Last year, the Indonesian Textile Association (API) anticipated a compound annual growth rate (CAGR) of 5 percent for the textile and garment sector, but Covid-19 wreaked havoc with those plans, with the country’s GDP dropping for the first time since the 1998 Asian financial crisis, contracting 2 percent year-over-year in 2020.
However, analysts believe that the path to recovery has already begun, spurred on by recovering household and capital spending. The government has also been working on helping apparel manufacturers by improving critical infrastructure like highways and ports, and helping ease business in terms of incorporation procedures under the recently introduced Omnibus Law.
While Indonesia has been one of the top 12 countries for apparel manufacturing and sourcing over the past two decades, global brands have also been paying attention to the fast-growing domestic market there. This is a two-sided coin, as many wonder if imposing a safeguard duty will dent the nation’s $16.4 billion apparel market at home.
Many analysts believe that the growing number of consumers in Indonesia (the world’s fourth-most-populous country, with a median age of 28.6) could turn to more upscale options in terms of shopping for both local and globally manufactured apparel.
An estimated 30 percent of Indonesia’s total production goes toward meeting domestic demand, with the remainder exported to the U.S. (36 percent), the Middle East (23 percent), the EU (13 percent), and China (5 percent).
Meanwhile, the government is taking no chances in enhancing protection for the local apparel industry.
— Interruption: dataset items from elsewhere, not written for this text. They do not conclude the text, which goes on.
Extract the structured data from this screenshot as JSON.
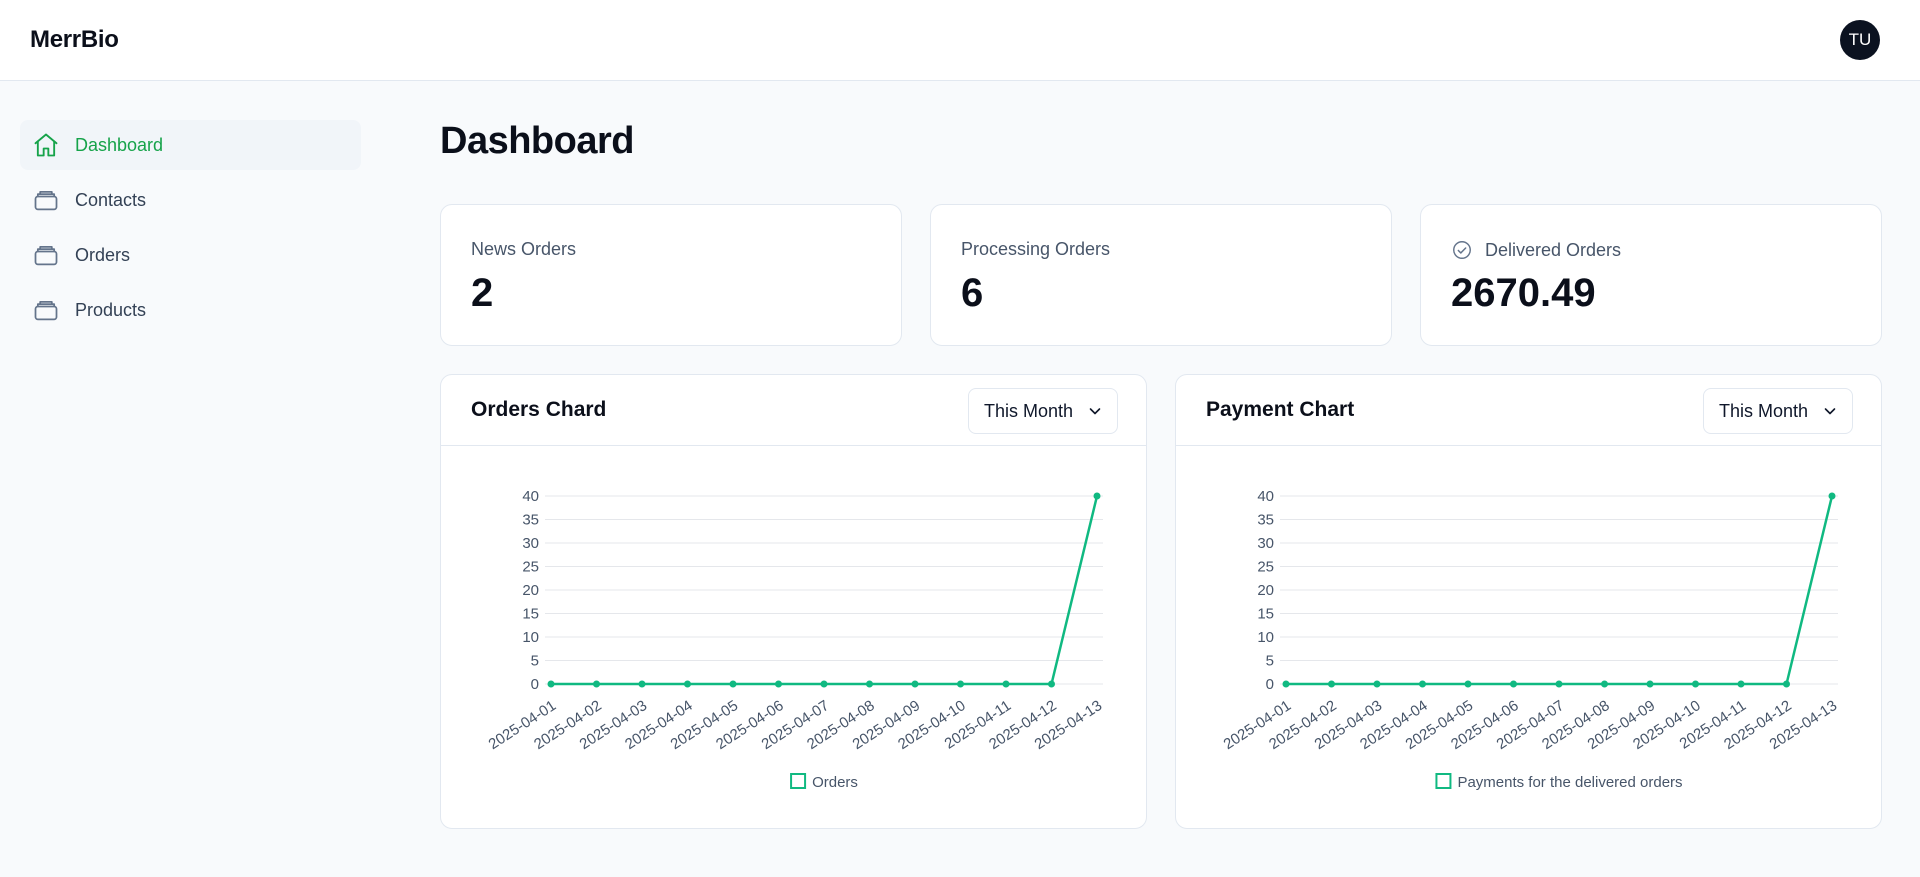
{
  "app": {
    "brand": "MerrBio",
    "avatar_initials": "TU",
    "accent": "#10b981",
    "active_nav_color": "#16a34a"
  },
  "sidebar": {
    "items": [
      {
        "label": "Dashboard",
        "icon": "home-icon",
        "active": true
      },
      {
        "label": "Contacts",
        "icon": "inbox-icon",
        "active": false
      },
      {
        "label": "Orders",
        "icon": "inbox-icon",
        "active": false
      },
      {
        "label": "Products",
        "icon": "inbox-icon",
        "active": false
      }
    ]
  },
  "page": {
    "title": "Dashboard"
  },
  "stats": [
    {
      "label": "News Orders",
      "value": "2"
    },
    {
      "label": "Processing Orders",
      "value": "6"
    },
    {
      "label": "Delivered Orders",
      "value": "2670.49",
      "icon": "check-circle-icon"
    }
  ],
  "charts": [
    {
      "title": "Orders Chard",
      "range_label": "This Month"
    },
    {
      "title": "Payment Chart",
      "range_label": "This Month"
    }
  ],
  "chart_data": [
    {
      "type": "line",
      "x": [
        "2025-04-01",
        "2025-04-02",
        "2025-04-03",
        "2025-04-04",
        "2025-04-05",
        "2025-04-06",
        "2025-04-07",
        "2025-04-08",
        "2025-04-09",
        "2025-04-10",
        "2025-04-11",
        "2025-04-12",
        "2025-04-13"
      ],
      "series": [
        {
          "name": "Orders",
          "values": [
            0,
            0,
            0,
            0,
            0,
            0,
            0,
            0,
            0,
            0,
            0,
            0,
            40
          ],
          "color": "#10b981"
        }
      ],
      "ylim": [
        0,
        40
      ],
      "yticks": [
        0,
        5,
        10,
        15,
        20,
        25,
        30,
        35,
        40
      ],
      "grid": true,
      "legend": "bottom"
    },
    {
      "type": "line",
      "x": [
        "2025-04-01",
        "2025-04-02",
        "2025-04-03",
        "2025-04-04",
        "2025-04-05",
        "2025-04-06",
        "2025-04-07",
        "2025-04-08",
        "2025-04-09",
        "2025-04-10",
        "2025-04-11",
        "2025-04-12",
        "2025-04-13"
      ],
      "series": [
        {
          "name": "Payments for the delivered orders",
          "values": [
            0,
            0,
            0,
            0,
            0,
            0,
            0,
            0,
            0,
            0,
            0,
            0,
            40
          ],
          "color": "#10b981"
        }
      ],
      "ylim": [
        0,
        40
      ],
      "yticks": [
        0,
        5,
        10,
        15,
        20,
        25,
        30,
        35,
        40
      ],
      "grid": true,
      "legend": "bottom"
    }
  ]
}
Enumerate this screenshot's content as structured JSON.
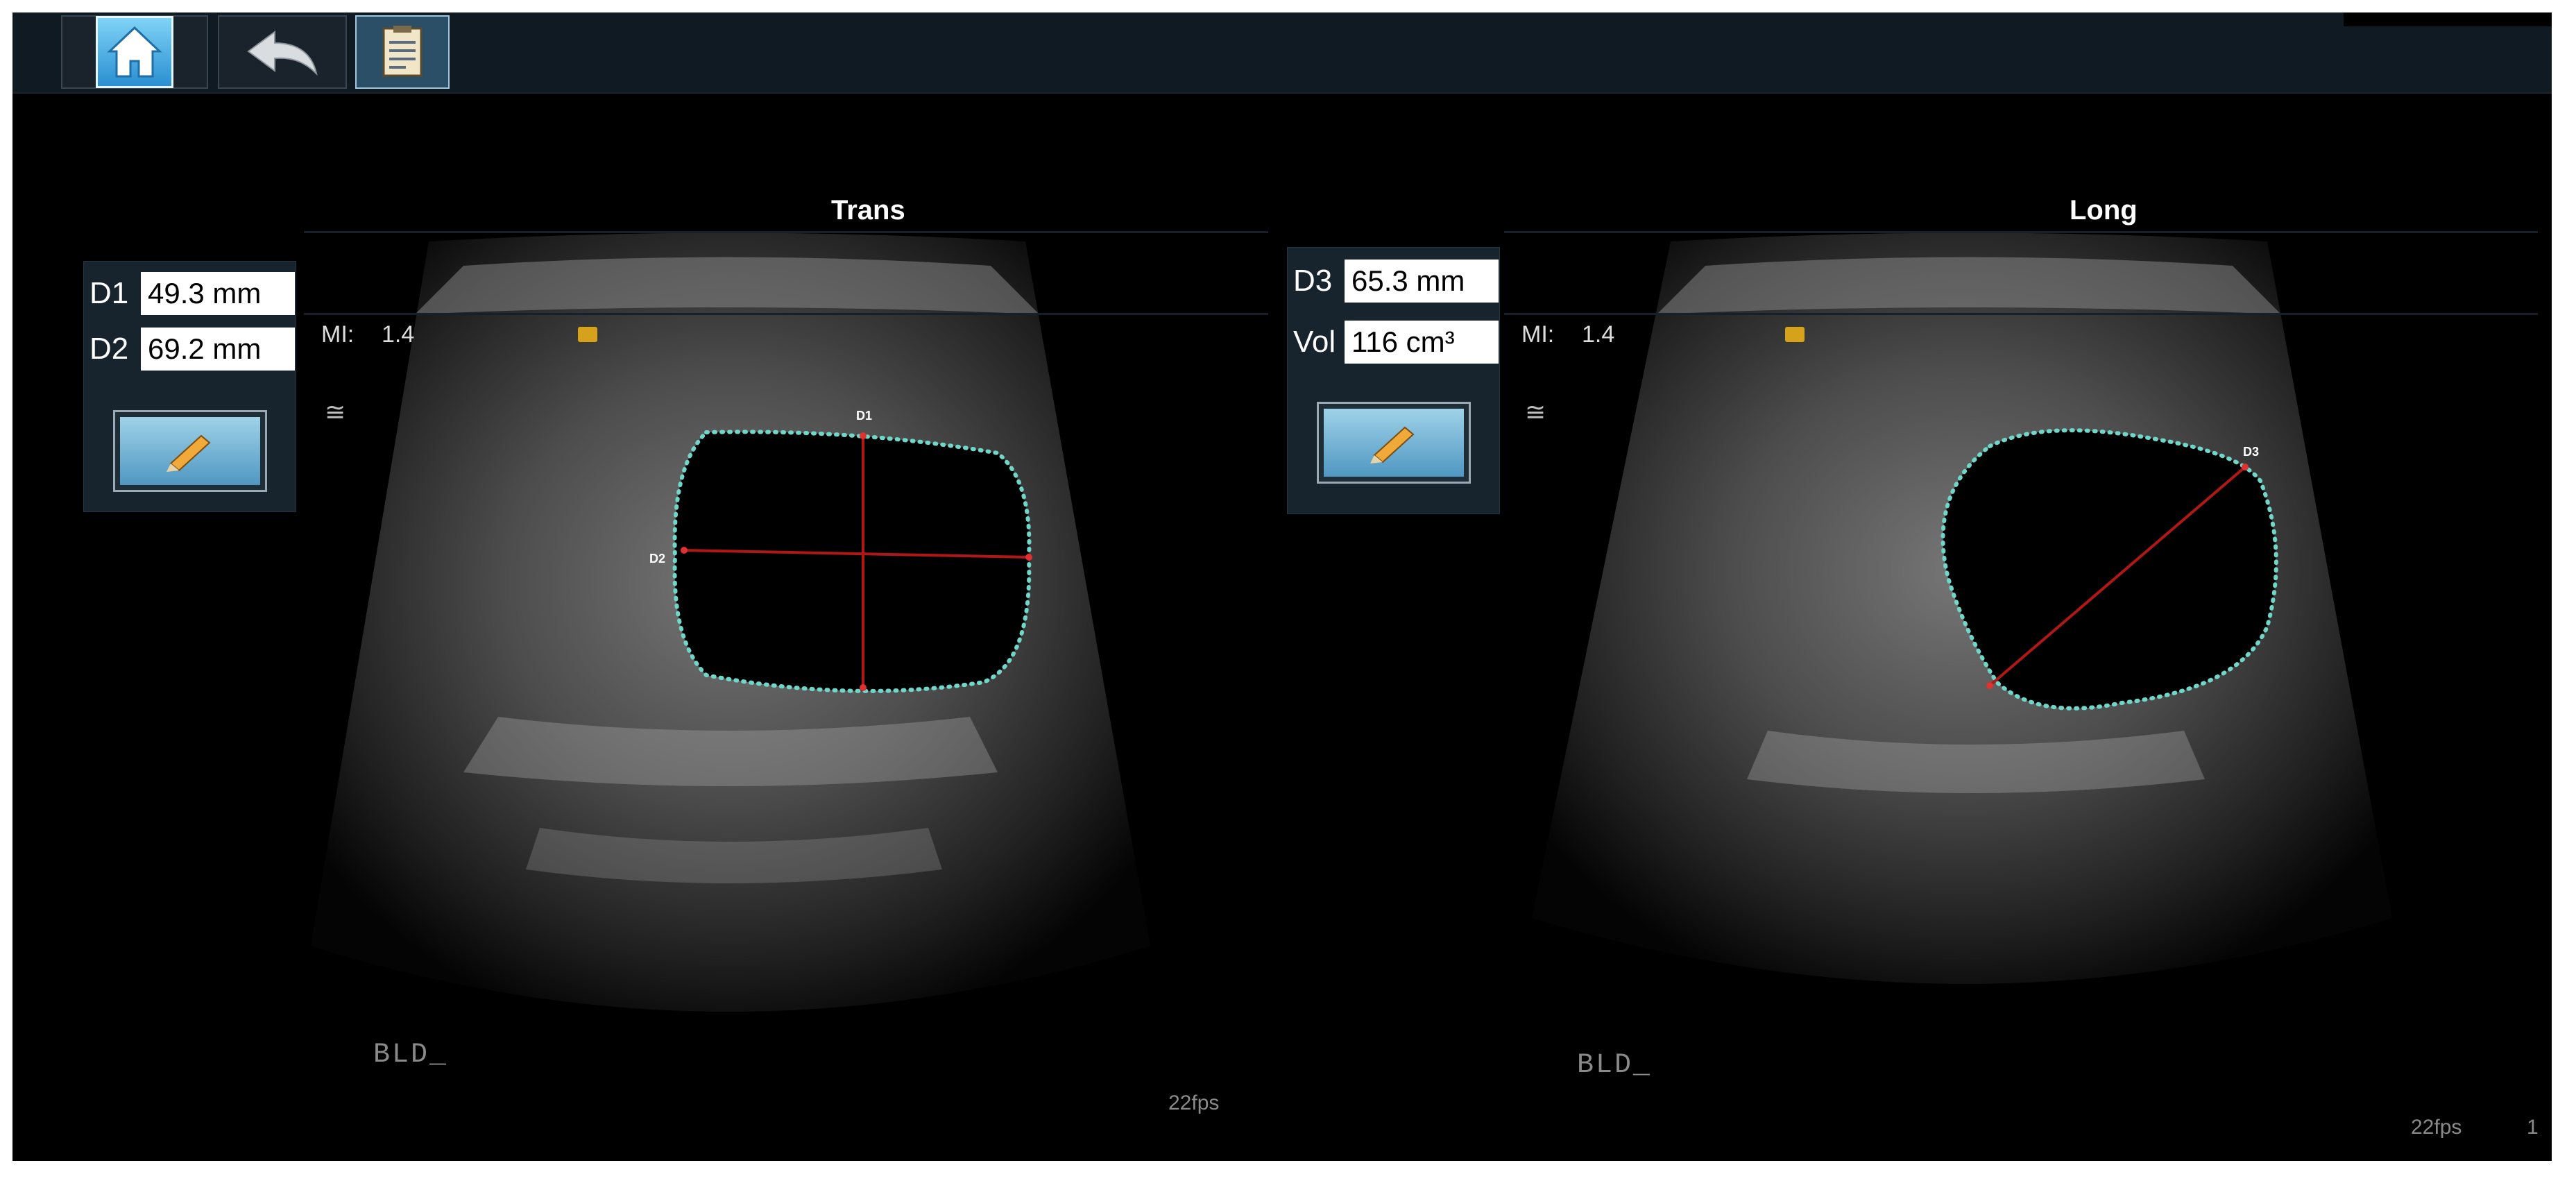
{
  "toolbar": {
    "home_label": "Home",
    "back_label": "Back",
    "report_label": "Report"
  },
  "trans": {
    "title": "Trans",
    "measurements": [
      {
        "label": "D1",
        "value": "49.3 mm"
      },
      {
        "label": "D2",
        "value": "69.2 mm"
      }
    ],
    "mi_label": "MI:",
    "mi_value": "1.4",
    "preset": "BLD_",
    "fps": "22fps",
    "calipers": [
      "D1",
      "D2"
    ]
  },
  "long": {
    "title": "Long",
    "measurements": [
      {
        "label": "D3",
        "value": "65.3 mm"
      },
      {
        "label": "Vol",
        "value": "116 cm³"
      }
    ],
    "mi_label": "MI:",
    "mi_value": "1.4",
    "preset": "BLD_",
    "fps": "22fps",
    "frame_number": "1",
    "calipers": [
      "D3"
    ]
  },
  "colors": {
    "trace": "#6fd6c8",
    "caliper": "#b01818",
    "probe_marker": "#d7a21b",
    "toolbar_bg": "#0f1a22"
  },
  "icons": [
    "home-icon",
    "undo-arrow-icon",
    "report-icon",
    "pencil-icon",
    "probe-orientation-icon",
    "wave-icon"
  ]
}
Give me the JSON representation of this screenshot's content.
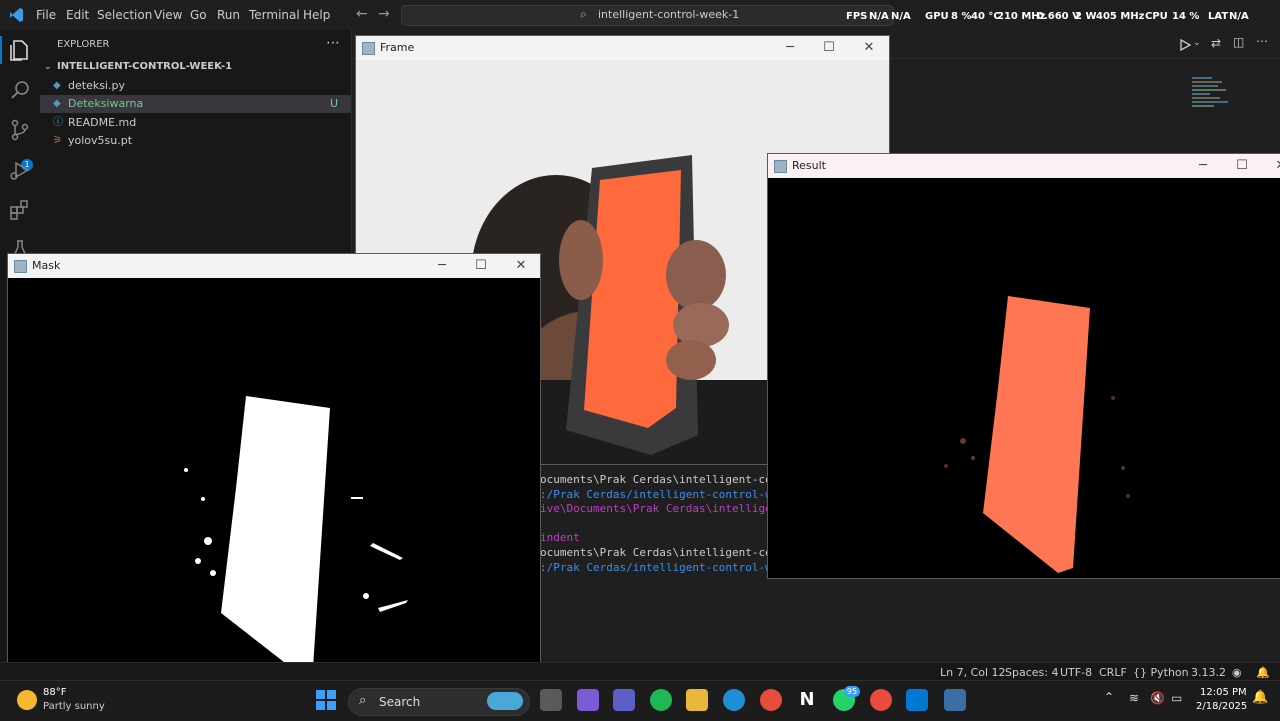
{
  "menu": [
    "File",
    "Edit",
    "Selection",
    "View",
    "Go",
    "Run",
    "Terminal",
    "Help"
  ],
  "command_center": "intelligent-control-week-1",
  "overlay": {
    "fps_label": "FPS",
    "fps_value": "N/A",
    "fps_value2": "N/A",
    "gpu_label": "GPU",
    "gpu_pct": "8 %",
    "gpu_temp": "40 °C",
    "gpu_clock": "210 MHz",
    "gpu_volt": "0.660 V",
    "gpu_power": "2 W",
    "gpu_mem": "405 MHz",
    "cpu_label": "CPU",
    "cpu_pct": "14 %",
    "lat_label": "LAT",
    "lat_value": "N/A"
  },
  "explorer": {
    "title": "EXPLORER",
    "folder": "INTELLIGENT-CONTROL-WEEK-1",
    "files": [
      {
        "name": "deteksi.py",
        "badge": ""
      },
      {
        "name": "Deteksiwarna",
        "badge": "U"
      },
      {
        "name": "README.md",
        "badge": ""
      },
      {
        "name": "yolov5su.pt",
        "badge": ""
      }
    ]
  },
  "activity_badge": "1",
  "terminal_lines": [
    {
      "text": "ocuments\\Prak Cerdas\\intelligent-contro",
      "color": "#cccccc"
    },
    {
      "text": ":/Prak Cerdas/intelligent-control-week",
      "color": "#3b8eea"
    },
    {
      "text": "ive\\Documents\\Prak Cerdas\\intelligent-c",
      "color": "#bc3fbc"
    },
    {
      "text": "",
      "color": "#cccccc"
    },
    {
      "text": " indent",
      "color": "#bc3fbc"
    },
    {
      "text": "ocuments\\Prak Cerdas\\intelligent-contro",
      "color": "#cccccc"
    },
    {
      "text": ":/Prak Cerdas/intelligent-control-week",
      "color": "#3b8eea"
    }
  ],
  "windows": {
    "frame": {
      "title": "Frame"
    },
    "mask": {
      "title": "Mask"
    },
    "result": {
      "title": "Result"
    }
  },
  "statusbar": {
    "position": "Ln 7, Col 12",
    "spaces": "Spaces: 4",
    "encoding": "UTF-8",
    "eol": "CRLF",
    "language": "{} Python",
    "version": "3.13.2"
  },
  "taskbar": {
    "weather_temp": "88°F",
    "weather_desc": "Partly sunny",
    "search_placeholder": "Search",
    "whatsapp_badge": "95",
    "time": "12:05 PM",
    "date": "2/18/2025"
  },
  "colors": {
    "accent": "#0078d4",
    "phone_screen": "#ff6a3d",
    "folder": "#dcb67a",
    "python": "#519aba"
  }
}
Deliberations to impose the safeguard have been ongoing since November, after authorities launched a “safeguard investigation” that sought to determine “whether increased imports of a product are causing, or threatening to cause, serious injury to a domestic industry,” according to the World Trade Organization (WTO).
WTO noted that when local production is threatened by excessive imports, the safeguard measures can be imposed.
Bangladesh, which already faces a stiff 25 percent tariff for apparel imports into Indonesia, is set to be significantly affected when the duties take effect.
China, Vietnam and Singapore currently have duty-free access to the country.
Industry heads in Bangladesh are opposing this additional blow to its garment industry, which has been suffering outsize losses due to cancellation of orders from brands in the EU and the U.S.
“Imposition of additional duties adds to the burden on the industry,” said Mohammad Hatem, vice president, Bangladesh Knitwear Manufacturers and Exporters Association (BKMEA).
Concerned about the fallout and impact on the Bangladesh sector, which exports an approximate $30 million worth of apparel to Indonesia, Rubana Huq, president of the Bangladesh Garment Manufacturers and Exporters Association (BGMEA), said that imports of $187 million worth of textiles in 2019 into Bangladesh from Indonesia put the balance in favor of Indonesia either way. “The import of textiles by Bangladesh, which goes to the production of export-oriented garments, is allowed to enter duty-free here,” she said.